To further verify our method and experimental results above, we build another 729 nm laser system based on the Ti:sapphire laser that has much less frequency noise than the diode one. We repeat our measurement on transition \(S_{1/2}(m_J=-1/2) \leftrightarrow D_{5/2}(m_J =-1/2)\), and the linewidth is around 156 \(\upmu \)G for magnetic field noise if we ignore the laser frequency noise. This number is very close to the one we measured with diode laser and it proves the validity of our method and experimental results.

5 Conclusion

In this work, we proposed and demonstrated a convenient and useful method for estimating the magnetic- and laser-induced frequency noise in optical qubit, and we demonstrated this method with a single trapped \(^{40}\)Ca\(^+\) ion.
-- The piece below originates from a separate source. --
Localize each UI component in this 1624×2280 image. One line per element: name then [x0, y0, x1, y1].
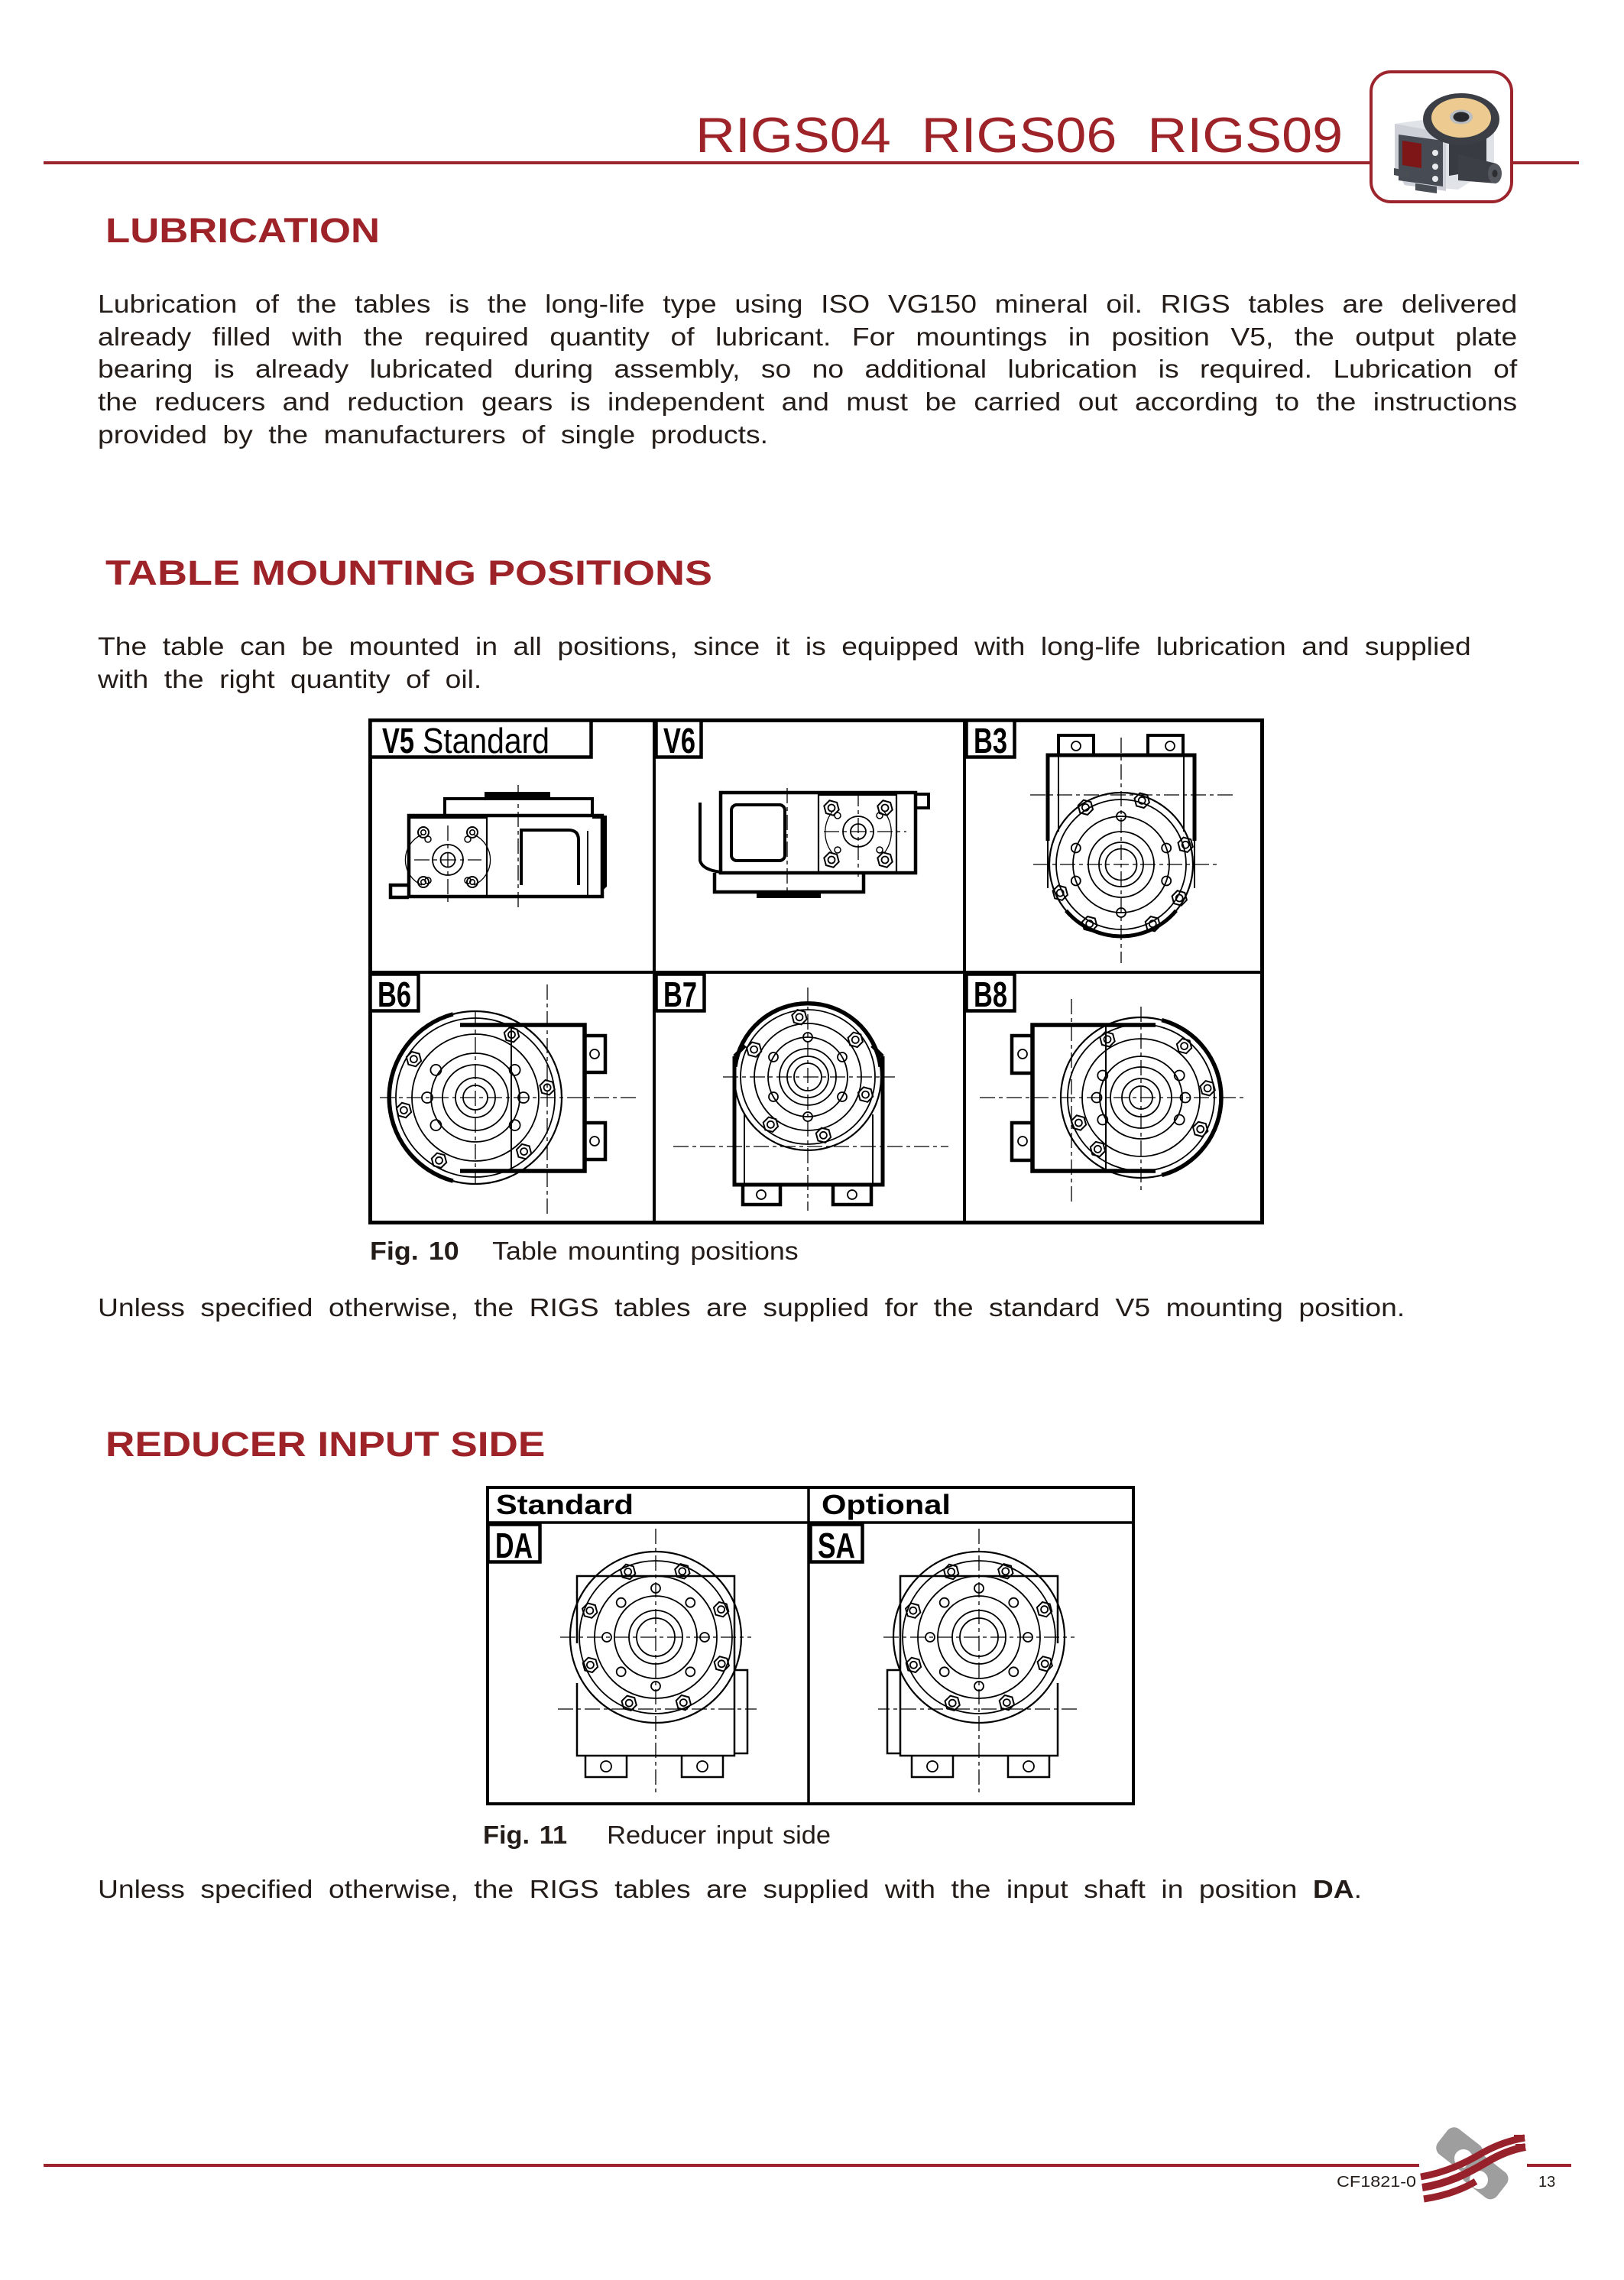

By measuring the dephasing time of the five magnetically sensitive transitions of a single \(^{40}\)Ca\(^+\) ion, we discriminated and estimated the linewidth of laser frequency noise and magnetic field noise to be 493.3 ± 8.1 Hz and 181.4 ± 3.5 \(\upmu \)G, respectively. In fact, there are other kinds of noise in the experiment such as electric field noise, patch charges on electrodes, but they only contribute to decoherence of motional mode and show negligible affection to qubit in the Lamb–Dicke regime. Since this method is independent of the ion species, it is a general method for all ion qubits, besides it can be used to separate the magnetic field noise and other kinds of dephasing noise in other atomic systems such as neutral atoms.